Enhancing Safety in Diabetic Retinopathy Detection: Uncertainty-Aware Deep Learning Models with Rejection Capabilities
This work addresses safety risks in clinical diagnosis of diabetic retinopathy by enhancing model reliability, though it is incremental as it builds on existing uncertainty estimation methods.
The paper tackled the problem of uncertainty in deep learning models for diabetic retinopathy detection by introducing an uncertainty-aware model with a rejection mechanism for low-confidence predictions, resulting in improved reliability with trade-offs between accuracy and coverage demonstrated through metrics like Accuracy on accepted predictions and Expected Calibration Error.

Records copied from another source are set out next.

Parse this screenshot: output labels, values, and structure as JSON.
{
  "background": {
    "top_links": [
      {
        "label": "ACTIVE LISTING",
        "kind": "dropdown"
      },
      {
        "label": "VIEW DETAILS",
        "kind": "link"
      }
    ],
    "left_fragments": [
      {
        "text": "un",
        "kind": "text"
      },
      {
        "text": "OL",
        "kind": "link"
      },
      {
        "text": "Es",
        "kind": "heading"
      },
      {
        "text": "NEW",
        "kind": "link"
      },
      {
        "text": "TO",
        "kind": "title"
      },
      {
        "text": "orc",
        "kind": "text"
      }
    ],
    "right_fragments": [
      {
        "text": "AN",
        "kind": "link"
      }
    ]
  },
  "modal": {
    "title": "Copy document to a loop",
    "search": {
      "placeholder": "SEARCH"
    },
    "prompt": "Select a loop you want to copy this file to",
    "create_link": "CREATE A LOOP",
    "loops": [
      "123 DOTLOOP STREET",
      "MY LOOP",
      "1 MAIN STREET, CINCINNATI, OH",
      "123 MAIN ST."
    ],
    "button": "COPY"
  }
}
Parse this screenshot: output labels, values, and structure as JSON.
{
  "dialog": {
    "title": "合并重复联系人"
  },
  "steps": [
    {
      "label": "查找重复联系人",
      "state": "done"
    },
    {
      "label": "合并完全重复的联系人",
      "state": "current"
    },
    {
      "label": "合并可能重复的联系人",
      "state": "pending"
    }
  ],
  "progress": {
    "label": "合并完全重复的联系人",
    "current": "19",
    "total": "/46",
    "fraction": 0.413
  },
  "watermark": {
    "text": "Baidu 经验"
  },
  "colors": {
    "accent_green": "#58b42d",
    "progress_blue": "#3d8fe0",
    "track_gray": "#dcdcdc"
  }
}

Diabetic retinopathy (DR) is a major cause of visual impairment, and effective treatment options depend heavily on timely and accurate diagnosis. Deep learning models have demonstrated great success identifying DR from retinal images. However, relying only on predictions made by models, without any indication of model confidence, creates uncertainty and poses significant risk in clinical settings. This paper investigates an alternative in uncertainty-aware deep learning models, including a rejection mechanism to reject low-confidence predictions, contextualized by deferred decision-making in clinical practice. The results show there is a trade-off between prediction coverage and coverage reliability. The Variational Bayesian model adopted a more conservative strategy when predicting DR, subsequently rejecting the uncertain predictions. The model is evaluated by means of important performance metrics such as Accuracy on accepted predictions, the proportion of accepted cases (coverage), the rejection-ratio, and Expected Calibration Error (ECE). The findings also demonstrate a clear trade-off between accuracy and caution, establishing that the use of uncertainty estimation and selective rejection improves the model's reliability in safety-critical diagnostic use cases.